Here’s the situation: it is the middle of the night, and I am about to deliver baby goats in my living room under the watchful eyes of a family of 8. The 6 children ranged in age from 1 year to 12 years. This should go smoothly, right?

I had felt enough when palpating Tiny to know that her babies were going to have to come out by cesarean section (C-section). The garage was out of the question due to countless piles of junk from my family’s recent move. The next best location was the kitchen. Now, I knew that I’d never hear the end of it from my wife if a single strand of goat hair touched the kitchen floor, so I spread newspaper—several layers thick—over the ground and went to work.

Luckily there was enough equipment left in the “vet box” of my pickup truck to perform the surgery on Tiny.

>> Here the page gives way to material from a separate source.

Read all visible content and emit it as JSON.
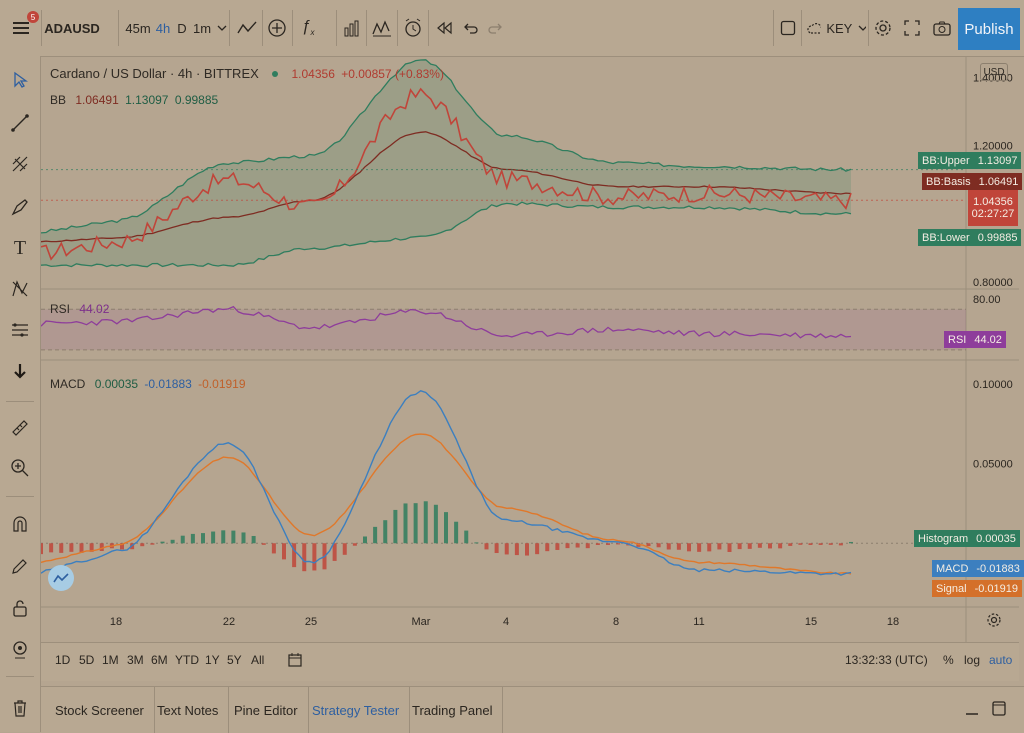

I laid her down, clipped and scrubbed the surgical site, and gave her the proper anesthesia. It was then I noticed that one of the children had slipped into the dining room and was standing on the table.

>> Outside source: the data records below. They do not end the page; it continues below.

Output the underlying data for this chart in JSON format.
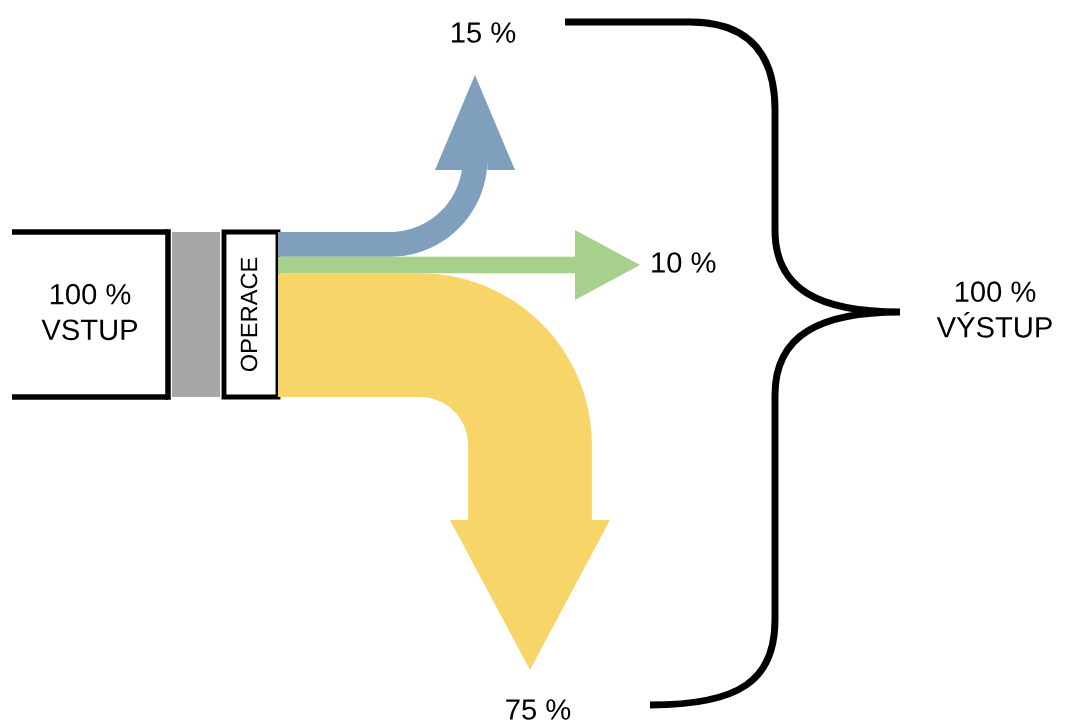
{
  "chart_data": {
    "type": "other",
    "values": [
      15,
      10,
      75
    ],
    "value_labels": [
      "15 %",
      "10 %",
      "75 %"
    ],
    "colors": [
      "#7f9fbd",
      "#a8d08d",
      "#f8d568"
    ],
    "annotations": [
      "100 %\nVSTUP",
      "OPERACE",
      "100 %\nVÝSTUP"
    ]
  }
}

I decided to ignore the child and focus solely on the goat. Every slice with the scalpel brought a chorus of “oohs” from the spectators. They were asking questions about the surgery faster than I could answer. Remember, about 10 minutes prior I had been fast asleep, wholly unaware that I was about to do a C-section on a goat in the kitchen while a child danced on the table and a family shot a million questions at me.

Adding more kids to the equation

Amid the chaos, I was finally able to deliver the first baby, which I then handed to the husband and wife to dry off with a T-shirt from the laundry room. I dried off the second baby using all the paper towels on the roll hanging under the counter. The last baby was dried off with 2 dish towels and a pair of socks fresh from the dryer that evening. I used my daughter’s little blue nose-sucker thing to remove the fluid from each of the infant goats’ mouths and throats.

So far, everything was going well. The 3 babies were all alive and Tiny was doing just fine. However, I then became aware that all the commotion had brought Kerri, my wife, in from the bedroom. She was standing at the doorway with one eye on the child standing on the table and the other on the goo flowing across the kitchen floor.

Picture this: the woman of the house standing in her robe, hair pushed into rugged piles on her head, puffy eyes from awakening from a deep sleep, trying to imagine why in the world she had married a veterinarian.

I felt a lump in my throat as I tried to conjure up a story of how all this had happened. Just as I was about to say something, the family started thanking my wife repeatedly for letting them use our house to save their goats. Those little children were holding the baby goats with pure love in their eyes.

There was a faint smell of goat in the house for a couple of weeks after the ordeal. My wife trashed the T-shirt and socks while I had to mop the kitchen floor several times to get up the goo. If any neighbors had heard the scream, they never said anything. The footprints on the table came off over time and Tiny went on to birth several more litters of baby goats.

Bo Brock, DVM, owns Brock Veterinary Clinic in Lamesa, Texas.